第16章 鉄骨娘
釘崎さんはそのまま虎杖くんが抱きかかえてる子どもの頭を撫でて、虎杖くんに声をかける。
「……そういう意味ではアンタにも感謝してる。……私が死んでも私だけ生き残っても明るい未来はなかったわ。ありがと」
笑顔の釘崎さんはとっても可愛くて、虎杖くんがそんな釘崎さんを見て頰を赤くしてた。
(赤くならない方がおかしいよね)
見てるだけなのに私までドキッとしたもん。
でも釘崎さんはすぐにいつもの元気な釘崎さんに戻って、両手をバーンと広げた。
「ハイ! お礼言ったからチャラー! 貸し借りなーし!!」
「……何だコイツ」
そんなやり取りが面白くて、クスクス笑ってたら、私の目の前に手が差し出された。
顔を上げたら、釘崎さんが私の前に立ってた。
「何、他人事みたいに笑ってんのよ。
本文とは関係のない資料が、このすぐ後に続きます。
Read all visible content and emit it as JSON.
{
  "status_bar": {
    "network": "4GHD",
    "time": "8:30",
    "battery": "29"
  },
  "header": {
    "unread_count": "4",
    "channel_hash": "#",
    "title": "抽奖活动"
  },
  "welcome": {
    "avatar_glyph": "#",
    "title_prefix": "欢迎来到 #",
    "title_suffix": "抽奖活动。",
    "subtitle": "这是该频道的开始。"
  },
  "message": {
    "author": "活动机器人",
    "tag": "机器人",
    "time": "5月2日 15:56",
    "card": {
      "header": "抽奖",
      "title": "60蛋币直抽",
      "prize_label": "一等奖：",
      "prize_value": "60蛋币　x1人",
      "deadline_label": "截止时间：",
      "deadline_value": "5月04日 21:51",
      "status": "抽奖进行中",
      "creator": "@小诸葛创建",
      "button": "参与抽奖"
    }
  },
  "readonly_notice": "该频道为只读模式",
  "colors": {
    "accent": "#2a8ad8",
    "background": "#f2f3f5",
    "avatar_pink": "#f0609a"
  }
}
アンタにも言ってんのよ?」
「え?」
私が首を傾げると、釘崎さんは「鈍いわね」とため息を吐いた。
「アンタがいなかったら、私は選択を迷ってあの子も、自分自身も助けられなかったかもしれない」
私の手を握って、引き上げてくれる。
釘崎さんの呪力は優しく私の身体を弾いた。
「ありがと、皆実」
力の入らない私の身体を支えて、私の名前を呼んでくれた。
「釘崎、さん」
「何よその他人行儀。名前で呼ばれたら名前で呼び返す!」
釘崎さんが初対面の時みたいに腰に手を当てて堂々と言ってくる。
最初は怖かったその態度が、今はただかわいく思えて。
「ありがとう……野薔薇ちゃん」
握り返した手は、五条先生と同じくらい温かった。